ChEMS Seminar: THE GLASS OF WINE, an Intersection of Two Industries
Distinguished Professor Emeritus
Department of Materials Science and Engineering
University of California, Davis
Abstract: A career spent focusing on glass science at UC Davis, which is also home to the premier wine science program in America, has led to a simple observation: wine is a rare beverage that is still predominantly stored, shipped and consumed in glass. Once produced through fermentation typically in wooden barrels or stainless steel or concrete vats, wine is transferred to glass bottles for further aging, storage and shipping to the consumer who will then likely enjoy the wine in glass stemware. Strongly tannic wines might be aerated in glass decanters before drinking to “soften” them. While today beer may be commonly found in aluminum cans, soft drinks in both aluminum cans and polymer bottles, and milk in polyethylene-coated cardboard cartons, wine typically sees only a glass surface over its entire journey from the winery to our lips.
The intersection of two multibillion dollar industries (glass and wine) is the subject of a new book, The Glass of Wine, by J.F. and P.L. Shackelford, published by Wiley in conjunction with the American Ceramic Society. This seminar will review the historical intertwining of glass and wine along with discussions of the culture and tradition of glass bottle and stemware designs. Such discussions lead to issues of sustainability that further raise questions about the continuing dominance of glass as the material of choice for this popular beverage.

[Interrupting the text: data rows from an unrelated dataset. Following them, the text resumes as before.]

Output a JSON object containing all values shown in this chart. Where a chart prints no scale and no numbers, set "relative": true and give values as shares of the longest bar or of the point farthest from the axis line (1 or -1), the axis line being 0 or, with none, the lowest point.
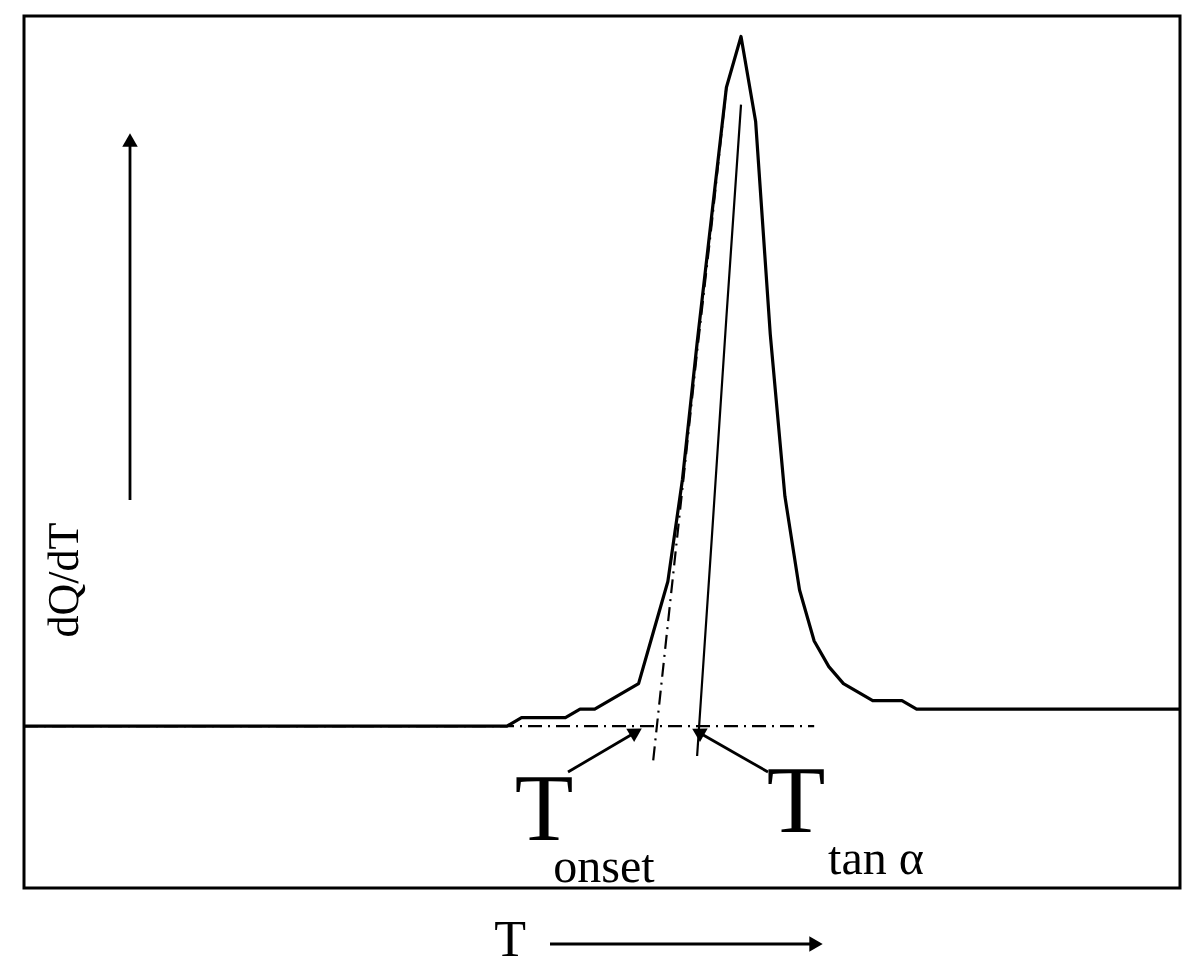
{
  "chart_data": {
    "type": "line",
    "relative": true,
    "xlabel": "T",
    "ylabel": "dQ/dT",
    "categories": [
      null,
      null,
      null,
      null,
      null,
      null,
      null,
      null,
      null,
      null,
      null,
      null,
      null,
      null,
      null,
      null,
      null,
      null,
      null,
      null,
      null,
      null,
      null,
      null,
      null,
      null,
      null,
      null,
      null,
      null,
      null,
      null,
      null,
      null,
      null,
      null,
      null,
      null,
      null,
      null,
      null,
      null,
      null,
      null,
      null,
      null,
      null,
      null,
      null,
      null,
      null,
      null,
      null,
      null,
      null,
      null,
      null,
      null,
      null,
      null,
      null,
      null,
      null,
      null,
      null,
      null,
      null,
      null,
      null,
      null,
      null,
      null,
      null,
      null,
      null,
      null,
      null,
      null,
      null,
      null
    ],
    "series": [
      {
        "color": "#000000",
        "values": [
          0.19,
          0.19,
          0.19,
          0.19,
          0.19,
          0.19,
          0.19,
          0.19,
          0.19,
          0.19,
          0.19,
          0.19,
          0.19,
          0.19,
          0.19,
          0.19,
          0.19,
          0.19,
          0.19,
          0.19,
          0.19,
          0.19,
          0.19,
          0.19,
          0.19,
          0.19,
          0.19,
          0.19,
          0.19,
          0.19,
          0.19,
          0.19,
          0.19,
          0.19,
          0.2,
          0.2,
          0.2,
          0.2,
          0.21,
          0.21,
          0.22,
          0.23,
          0.24,
          0.3,
          0.36,
          0.48,
          0.64,
          0.79,
          0.94,
          1.0,
          0.9,
          0.65,
          0.46,
          0.35,
          0.29,
          0.26,
          0.24,
          0.23,
          0.22,
          0.22,
          0.22,
          0.21,
          0.21,
          0.21,
          0.21,
          0.21,
          0.21,
          0.21,
          0.21,
          0.21,
          0.21,
          0.21,
          0.21,
          0.21,
          0.21,
          0.21,
          0.21,
          0.21,
          0.21,
          0.21
        ]
      },
      {
        "type": "line",
        "color": "#000000",
        "line_style": "dashed",
        "values": [
          0.19,
          0.19,
          0.19,
          0.19,
          0.19,
          0.19,
          0.19,
          0.19,
          0.19,
          0.19,
          0.19,
          0.19,
          0.19,
          0.19,
          0.19,
          0.19,
          0.19,
          0.19,
          0.19,
          0.19,
          0.19,
          0.19,
          0.19,
          0.19,
          0.19,
          0.19,
          0.19,
          0.19,
          0.19,
          0.19,
          0.19,
          0.19,
          0.19,
          0.19,
          0.19,
          0.19,
          0.19,
          0.19,
          0.19,
          0.19,
          0.19,
          0.19,
          0.19,
          0.19,
          0.19,
          0.19,
          0.19,
          0.19,
          0.19,
          0.19,
          0.19,
          0.19,
          0.19,
          0.19,
          0.19,
          null,
          null,
          null,
          null,
          null,
          null,
          null,
          null,
          null,
          null,
          null,
          null,
          null,
          null,
          null,
          null,
          null,
          null,
          null,
          null,
          null,
          null,
          null,
          null,
          null
        ]
      },
      {
        "type": "line",
        "color": "#000000",
        "line_style": "dashed",
        "values": [
          null,
          null,
          null,
          null,
          null,
          null,
          null,
          null,
          null,
          null,
          null,
          null,
          null,
          null,
          null,
          null,
          null,
          null,
          null,
          null,
          null,
          null,
          null,
          null,
          null,
          null,
          null,
          null,
          null,
          null,
          null,
          null,
          null,
          null,
          null,
          null,
          null,
          null,
          null,
          null,
          null,
          null,
          null,
          0.15,
          0.31,
          0.47,
          0.63,
          0.78,
          0.94,
          null,
          null,
          null,
          null,
          null,
          null,
          null,
          null,
          null,
          null,
          null,
          null,
          null,
          null,
          null,
          null,
          null,
          null,
          null,
          null,
          null,
          null,
          null,
          null,
          null,
          null,
          null,
          null,
          null,
          null,
          null
        ]
      },
      {
        "type": "line",
        "color": "#000000",
        "values": [
          null,
          null,
          null,
          null,
          null,
          null,
          null,
          null,
          null,
          null,
          null,
          null,
          null,
          null,
          null,
          null,
          null,
          null,
          null,
          null,
          null,
          null,
          null,
          null,
          null,
          null,
          null,
          null,
          null,
          null,
          null,
          null,
          null,
          null,
          null,
          null,
          null,
          null,
          null,
          null,
          null,
          null,
          null,
          null,
          null,
          null,
          0.155,
          0.41,
          0.67,
          0.92,
          null,
          null,
          null,
          null,
          null,
          null,
          null,
          null,
          null,
          null,
          null,
          null,
          null,
          null,
          null,
          null,
          null,
          null,
          null,
          null,
          null,
          null,
          null,
          null,
          null,
          null,
          null,
          null,
          null,
          null
        ]
      }
    ],
    "annotations": [
      "T$_{onset}$",
      "T$_{tan α}$"
    ]
  }
}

Bio: James F. Shackelford has bachelor's and master's degrees in ceramic engineering from the University of Washington and a doctorate in materials science and engineering from UC Berkeley. Following a postdoctoral fellowship at McMaster University in Canada, he joined UC Davis, where he is currently Distinguished Professor Emeritus in the Department of Materials Science and Engineering. For many years, he served as the associate dean for undergraduate studies in the College of Engineering and later as the director of the university Honors Program that serves students from a wide spectrum of majors. Shackelford also served as associate director for education for the National Science Foundation (NSF)-funded Center for Biophotonics Science and Technology and as faculty assistant to the director of the McClellan Nuclear Research Center at UC Davis. He teaches and conducts research in the structural characterization and processing of materials, focusing on glasses and biomaterials. His current focus in teaching is doing so through online technologies. A member of the American Ceramic Society and ASM International, he was named a fellow of the American Ceramic Society in 1992, a fellow of ASM International in 2011, and received the Outstanding Educator Award of the American Ceramic Society in 1996. In 2003, he received a Distinguished Teaching Award from the Academic Senate of UC Davis. In 2012, he received the Outstanding Teaching Award of the College of Engineering at UC Davis, and in 2014, he received an Outstanding Service Award from UC Davis Extension. In 2016, Shackelford accepted the inaugural Award for Outstanding Contributions to Materials Education at the North American Materials Education Symposium held at UC Berkeley. He has published well over 100 archived papers and books including Introduction to Materials Science for Engineers now in its 8th Edition and which has been translated into Chinese, German, Italian, Japanese, Korean, Portuguese and Spanish and the CRC Materials Science and Engineering Handbook now in its 4th Edition.